Feasibility of amifostine administration in conjunction with high-dose rate brachytherapy.

This ongoing study was initiated to determine the feasibility of administering amifostine (Ethyol, WR-2721; MedImmune, Inc, Gaithersburg, MD) with monomodal high-dose rate (mHDR) brachytherapy and to assess the tolerability and side effects of this combination. To date, 18 patients suitable for prostate implant brachytherapy (<or=T2aN0; prostate-specific antigen <or= 10 ng/mL; Gleason score <or= 6) have been treated with mHDR brachytherapy, receiving four 9-Gy fractions administered twice daily for 2 days. Amifostine (500 mg) is administered subcutaneously on the day before implant and 30 to 60 minutes before the first and third mHDR treatments.
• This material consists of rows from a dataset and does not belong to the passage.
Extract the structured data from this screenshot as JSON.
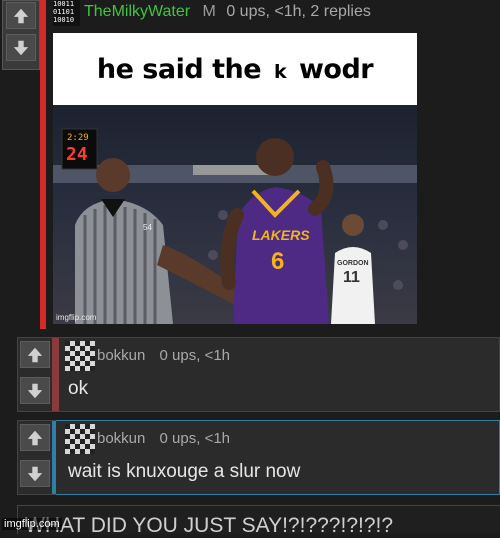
{
  "post": {
    "username": "TheMilkyWater",
    "badge": "M",
    "meta": "0 ups, <1h, 2 replies",
    "avatar_lines": [
      "10011",
      "01101",
      "10010"
    ],
    "meme": {
      "caption": "he said the",
      "caption_small_k": "k",
      "caption_end": "wodr",
      "scoreboard_time": "2:29",
      "scoreboard_shot": "24",
      "player_team": "LAKERS",
      "player_number": "6",
      "opponent_name": "GORDON",
      "opponent_number": "11",
      "ref_number": "54",
      "watermark": "imgflip.com"
    }
  },
  "comments": [
    {
      "username": "bokkun",
      "meta": "0 ups, <1h",
      "text": "ok"
    },
    {
      "username": "bokkun",
      "meta": "0 ups, <1h",
      "text": "wait is knuxouge a slur now"
    },
    {
      "text": "WHAT DID YOU JUST SAY!?!???!?!?!?"
    }
  ],
  "footer": {
    "watermark": "imgflip.com"
  },
  "colors": {
    "post_accent": "#d62a2a",
    "comment_accent": "#8a3a3a",
    "active_comment_border": "#2f7fa8",
    "username_green": "#3ec63e"
  },
  "icons": [
    "arrow-up-icon",
    "arrow-down-icon",
    "checker-avatar-icon"
  ]
}
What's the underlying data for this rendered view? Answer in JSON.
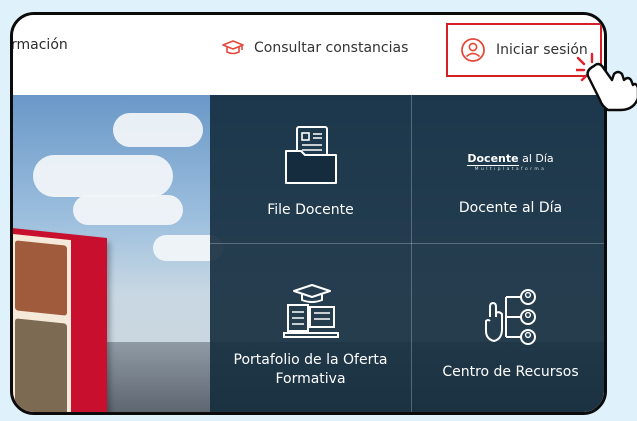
{
  "header": {
    "brand_fragment": "rmación",
    "consultar_label": "Consultar constancias",
    "login_label": "Iniciar sesión"
  },
  "tiles": [
    {
      "label": "File Docente",
      "icon": "folder-file-icon"
    },
    {
      "label": "Docente al Día",
      "icon": "docente-al-dia-logo"
    },
    {
      "label": "Portafolio de la Oferta Formativa",
      "icon": "graduation-laptop-icon"
    },
    {
      "label": "Centro de Recursos",
      "icon": "network-users-icon"
    }
  ],
  "docente_logo": {
    "bold": "Docente",
    "rest": " al Día",
    "sub": "Multiplataforma"
  },
  "colors": {
    "accent_red": "#d61f26",
    "panel_navy": "#142c3e",
    "outer_bg": "#dff1fb"
  }
}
All 18 patients have received amifostine and brachytherapy as planned. Nausea was manageable with oral prochlorperazine in the pretreatment phase and our standard antiemesis protocol (intravenous promethazine, with granisetron if needed) during the implant; hypotension and asthenia were not problematic. During the 2-week post-treatment phase, grade 1 cystitis occurred in eight of 18 patients; grades 1 and 2 proctitis occurred in six of 18 and five of 18 patients, respectively. Six patients developed urinary obstruction symptoms. Preliminary results support the feasibility and tolerability of subcutaneous amifostine in conjunction with mHDR brachytherapy. Total accrual goal is 50 patients to assess long-term efficacy. Additional studies of HDR with amifostine are planned for patients with recurrent prostate and gynecologic cancer.